YOUR COMPANY HERE: On the sponsorship front, Helton said that NASCAR would be more involved in the future in approving race title sponsors and team sponsors. He didn’t mention Texas Motor Speedway’s title sponsorship from the NRA earlier this season, but he said that the rise of social media meant that controversial sponsorships attracted a different level of attention than they used to get. ESPN NASCAR analyst Dale Jarrett, who conducted the interview with Helton, asked what the sport planned to do about its aging ownership base. Jarrett noted that Joe Gibbs, Rick Hendrick, Richard Childress and Roger Penske were all entering the end of their careers. Helton said he was not concerned about that, noting that most of the teams had succession plans in place that would keep the teams alive after they are gone. He added, "Our hope and desire and wish, because it is critical to have good successful race teams, is that those organizations continue to have success and along the way others enter the sport." Helton spoke about several other topics, including the Gen-6 car launched this year, which he described as a success; the sanctioning body’s effort to attract younger and more diverse fans; and NASCAR's effort to improve its rules-making process and introduce more technology to the sport.

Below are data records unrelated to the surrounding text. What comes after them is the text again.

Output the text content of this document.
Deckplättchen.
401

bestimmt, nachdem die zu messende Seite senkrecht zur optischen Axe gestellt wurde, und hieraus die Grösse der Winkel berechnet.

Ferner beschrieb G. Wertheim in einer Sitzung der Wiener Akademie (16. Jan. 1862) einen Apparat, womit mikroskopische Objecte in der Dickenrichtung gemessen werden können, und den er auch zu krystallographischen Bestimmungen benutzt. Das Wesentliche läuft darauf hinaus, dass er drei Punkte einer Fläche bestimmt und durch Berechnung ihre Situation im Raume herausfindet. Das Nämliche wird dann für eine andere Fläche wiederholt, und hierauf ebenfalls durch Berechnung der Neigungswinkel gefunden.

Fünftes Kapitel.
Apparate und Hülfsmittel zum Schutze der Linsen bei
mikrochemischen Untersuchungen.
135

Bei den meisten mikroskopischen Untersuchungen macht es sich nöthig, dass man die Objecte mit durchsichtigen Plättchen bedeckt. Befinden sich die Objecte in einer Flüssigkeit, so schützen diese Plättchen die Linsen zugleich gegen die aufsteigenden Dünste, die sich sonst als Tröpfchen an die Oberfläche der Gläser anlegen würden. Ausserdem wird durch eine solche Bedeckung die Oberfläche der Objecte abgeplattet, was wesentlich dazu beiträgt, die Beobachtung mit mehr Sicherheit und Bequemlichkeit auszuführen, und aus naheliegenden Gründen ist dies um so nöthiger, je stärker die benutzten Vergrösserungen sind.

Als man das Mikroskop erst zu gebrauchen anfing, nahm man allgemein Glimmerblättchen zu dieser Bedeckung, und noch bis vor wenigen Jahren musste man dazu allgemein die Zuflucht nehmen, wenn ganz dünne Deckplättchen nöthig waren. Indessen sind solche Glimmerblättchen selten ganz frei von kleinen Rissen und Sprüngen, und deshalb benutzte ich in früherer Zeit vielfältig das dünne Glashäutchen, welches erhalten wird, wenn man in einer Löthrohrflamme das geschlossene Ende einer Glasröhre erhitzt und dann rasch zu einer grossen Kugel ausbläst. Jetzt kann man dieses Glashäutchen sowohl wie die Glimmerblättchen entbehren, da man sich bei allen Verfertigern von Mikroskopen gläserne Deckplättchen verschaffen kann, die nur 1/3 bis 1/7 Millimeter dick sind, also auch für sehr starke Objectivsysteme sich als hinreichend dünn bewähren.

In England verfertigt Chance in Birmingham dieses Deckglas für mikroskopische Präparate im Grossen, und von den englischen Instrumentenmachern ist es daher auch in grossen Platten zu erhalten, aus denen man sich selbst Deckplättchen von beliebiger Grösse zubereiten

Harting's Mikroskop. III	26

SPREADING THE WEALTH: On a panel immediately after Helton, team owner Michael Waltrip and Joe Gibbs Racing President J.D. Gibbs said they would like to see NASCAR increase the amount of TV money teams receive. NASCAR splits up TV money based on a formula developed in '99 that gives tracks 65%, teams 25% and NASCAR 10%. Waltrip said, "It costs more to race the car than ever. The percentage of increase is greater than ever. It’s probably due to engineering. ... The teams are spending more money. The sponsors are spending less money. We need to figure out a way to make the ownership side of this deal work as well as the other two stakeholders, which is NASCAR and the tracks. I think this TV package can help in that game." Waltrip later said that the percentage the purse contributed to a team’s overall revenue (20-30%), compared to the amount sponsorship contributes (60-80%), shows the current business models teams operate under is "way out of whack." He added, "There was a great period of time where your expenses were less and the sport was going and people wanted to be on the cars. That's all changed now. Very few of the cars are sponsored by one company for the whole season. The challenges are tough. And you look 10 years down the road, is it going to get tougher or better, and how could that percentage be different to help the teams?" Gibbs said the current model works, adding that NASCAR’s move to create an "owners program" to award teams more money around '05 helped. But he added, "Would we love to see more money in the purse? We would. We’ve talked before, could NASCAR do franchising, what’s the percentage, what’s the buy in? It’s difficult. The model overall works. ... But on the team side we say, more our way."